Two tablespoons (32gm) of cashew butter provides 11% of the daily iron requirement. Because of its creamy texture, it makes an excellent complement to a smoothie. The smoothie is also high in plant-based protein. For example, a cup (140gm) portion of frozen raspberries has 6% of the daily iron requirement. Furthermore, spinach is an excellent source of iron and provides other health benefits.
2. Juice of pumpkin
Pumpkin is high in antioxidants and minerals, which boost your general health. Furthermore, pumpkin seeds are one of the richest sources of iron. Although pumpkin seeds can be eaten as a snack, adding them to a smoothie is a delightful way to consume them. Furthermore, you can receive all of the benefits of pumpkin by drinking pumpkin juice.
Recommended Also: How Coconut for Diabetic Patients Can Save Your Body from Disease?
3. Smoothie with Flaxseed and Sesame
For generations, people have used flaxseeds for their numerous health benefits. Flax seeds, for example, are high in iron and aid in producing haemoglobin. Furthermore, when ingested regularly, flax seeds aid in strengthening your bones.
Sesame seeds have a pleasant nutty flavour and a high iron content. According to the USDA, one tablespoon of seeds contains 1.31mg of iron and other minerals such as copper. They also include a lot of phosphorus, vitamin E, and zinc.
4. Beetroot Juice
Beetroot is high in various minerals, including folate, manganese, potassium, iron, betaine, and vitamin C. Toxins are removed from the liver with the help of the juice. It also enhances the oxygen use of our red blood cells.
Beetroot includes nutrients that aid in the healing of blood cells. As a result, it boosts the body’s oxygen supply. Iron is included in 0.8mg per 100g of beetroot. To improve your beetroot juice’s flavour and nutrient value, add carrot, orange, or amla toppings.
5. Shakes with Pea Protein
Whey protein powder contains less iron than pea protein powder. A 20gm serving of organic yellow pea protein, for example, provides 30% of the recommended requirement for iron. The same amount of whey protein, on the other hand, only provides 13%. As a result, pea protein powder is a fantastic solution for meeting your iron needs.

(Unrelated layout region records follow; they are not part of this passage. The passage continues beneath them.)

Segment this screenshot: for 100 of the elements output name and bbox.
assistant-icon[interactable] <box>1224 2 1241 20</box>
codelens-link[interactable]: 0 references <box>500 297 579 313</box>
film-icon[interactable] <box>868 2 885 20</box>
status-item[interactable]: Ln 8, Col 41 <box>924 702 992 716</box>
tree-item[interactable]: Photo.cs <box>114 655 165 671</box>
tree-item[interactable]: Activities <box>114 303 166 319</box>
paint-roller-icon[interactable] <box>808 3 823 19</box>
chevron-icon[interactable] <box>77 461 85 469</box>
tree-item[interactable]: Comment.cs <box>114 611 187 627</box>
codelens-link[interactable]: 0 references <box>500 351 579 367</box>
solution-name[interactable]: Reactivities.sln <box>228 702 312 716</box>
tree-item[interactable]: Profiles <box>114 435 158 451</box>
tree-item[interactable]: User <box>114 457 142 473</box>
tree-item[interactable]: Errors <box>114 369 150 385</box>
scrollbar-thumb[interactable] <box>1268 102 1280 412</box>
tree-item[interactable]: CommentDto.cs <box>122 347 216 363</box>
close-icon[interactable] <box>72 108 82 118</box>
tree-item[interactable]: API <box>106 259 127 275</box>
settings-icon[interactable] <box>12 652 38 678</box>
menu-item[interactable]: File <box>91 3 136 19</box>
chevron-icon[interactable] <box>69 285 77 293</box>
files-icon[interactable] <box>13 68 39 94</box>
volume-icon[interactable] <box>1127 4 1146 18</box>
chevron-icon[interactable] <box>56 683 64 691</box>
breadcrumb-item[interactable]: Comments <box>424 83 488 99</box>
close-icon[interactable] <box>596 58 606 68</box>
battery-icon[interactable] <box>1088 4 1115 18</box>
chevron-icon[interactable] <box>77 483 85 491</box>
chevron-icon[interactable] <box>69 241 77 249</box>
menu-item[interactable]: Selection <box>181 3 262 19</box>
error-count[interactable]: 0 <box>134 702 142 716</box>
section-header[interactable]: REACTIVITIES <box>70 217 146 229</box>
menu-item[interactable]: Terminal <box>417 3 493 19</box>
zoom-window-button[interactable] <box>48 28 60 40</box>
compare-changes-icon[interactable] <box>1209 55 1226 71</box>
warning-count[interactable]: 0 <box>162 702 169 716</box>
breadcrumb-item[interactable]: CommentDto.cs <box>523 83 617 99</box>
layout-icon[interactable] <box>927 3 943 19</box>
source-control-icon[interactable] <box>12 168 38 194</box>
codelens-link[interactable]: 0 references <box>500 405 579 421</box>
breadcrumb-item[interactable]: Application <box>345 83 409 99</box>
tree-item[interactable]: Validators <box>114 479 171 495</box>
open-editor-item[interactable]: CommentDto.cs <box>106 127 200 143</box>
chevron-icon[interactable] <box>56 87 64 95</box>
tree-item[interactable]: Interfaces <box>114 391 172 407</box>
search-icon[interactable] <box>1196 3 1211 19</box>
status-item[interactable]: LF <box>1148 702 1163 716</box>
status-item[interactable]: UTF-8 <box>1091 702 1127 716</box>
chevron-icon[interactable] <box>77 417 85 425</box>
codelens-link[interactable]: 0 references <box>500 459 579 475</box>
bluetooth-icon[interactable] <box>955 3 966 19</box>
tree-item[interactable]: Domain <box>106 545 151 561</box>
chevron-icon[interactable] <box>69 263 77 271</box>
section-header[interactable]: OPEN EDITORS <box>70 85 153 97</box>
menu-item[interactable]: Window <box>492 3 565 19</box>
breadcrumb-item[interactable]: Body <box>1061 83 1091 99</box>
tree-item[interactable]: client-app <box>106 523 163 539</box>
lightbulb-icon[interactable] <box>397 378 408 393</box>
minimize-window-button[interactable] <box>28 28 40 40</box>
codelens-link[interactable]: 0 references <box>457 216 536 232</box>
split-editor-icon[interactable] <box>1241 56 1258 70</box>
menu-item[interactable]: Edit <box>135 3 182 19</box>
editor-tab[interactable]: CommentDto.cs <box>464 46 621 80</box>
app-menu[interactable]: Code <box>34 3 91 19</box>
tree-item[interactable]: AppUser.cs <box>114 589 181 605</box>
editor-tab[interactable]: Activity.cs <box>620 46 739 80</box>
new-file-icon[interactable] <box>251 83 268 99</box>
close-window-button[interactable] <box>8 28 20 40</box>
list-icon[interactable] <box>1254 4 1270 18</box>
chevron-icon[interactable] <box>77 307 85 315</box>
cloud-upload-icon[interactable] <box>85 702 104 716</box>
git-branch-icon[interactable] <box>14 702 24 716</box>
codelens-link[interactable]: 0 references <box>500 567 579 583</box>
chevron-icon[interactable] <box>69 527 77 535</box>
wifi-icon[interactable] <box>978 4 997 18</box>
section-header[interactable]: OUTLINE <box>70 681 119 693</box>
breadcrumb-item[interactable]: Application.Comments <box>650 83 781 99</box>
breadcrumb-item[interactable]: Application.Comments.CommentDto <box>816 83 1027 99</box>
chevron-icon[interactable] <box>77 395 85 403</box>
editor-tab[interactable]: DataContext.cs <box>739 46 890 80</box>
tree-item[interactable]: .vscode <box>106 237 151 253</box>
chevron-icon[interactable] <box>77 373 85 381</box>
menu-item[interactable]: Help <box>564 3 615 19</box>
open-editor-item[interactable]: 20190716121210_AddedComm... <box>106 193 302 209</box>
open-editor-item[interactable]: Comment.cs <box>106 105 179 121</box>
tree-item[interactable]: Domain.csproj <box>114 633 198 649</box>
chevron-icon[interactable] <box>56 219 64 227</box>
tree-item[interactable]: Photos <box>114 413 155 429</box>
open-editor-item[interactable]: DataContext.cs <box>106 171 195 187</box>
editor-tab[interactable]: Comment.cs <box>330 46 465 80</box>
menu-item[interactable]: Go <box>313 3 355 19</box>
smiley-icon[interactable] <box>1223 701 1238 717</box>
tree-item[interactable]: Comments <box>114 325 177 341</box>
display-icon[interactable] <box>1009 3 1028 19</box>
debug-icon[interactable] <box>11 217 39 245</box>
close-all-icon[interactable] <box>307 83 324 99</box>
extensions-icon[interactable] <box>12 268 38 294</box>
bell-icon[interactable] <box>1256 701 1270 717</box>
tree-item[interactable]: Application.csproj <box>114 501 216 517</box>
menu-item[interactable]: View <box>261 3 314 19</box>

Pea protein can be consumed in various ways, including shakes and smoothies. To add iron to drinks, combine it with other iron-rich substances. Consume pea protein that has not been sweetened or flavoured. It aids in the prevention of excessive calorie consumption, which may contribute to weight gain.
Takeaway
It’s important to keep in mind that while juices can be a convenient and tasty way to get your daily dose of iron, they are not a substitute for a well-rounded diet that includes a variety of iron-rich foods, such as red meat, poultry, fish, beans, lentils, and fortified grains. Drinking iron-rich juices regularly can also improve energy levels and cognitive function, as well as help boost immunity. Consulting with a healthcare professional can help determine the right amount of iron for your seeds.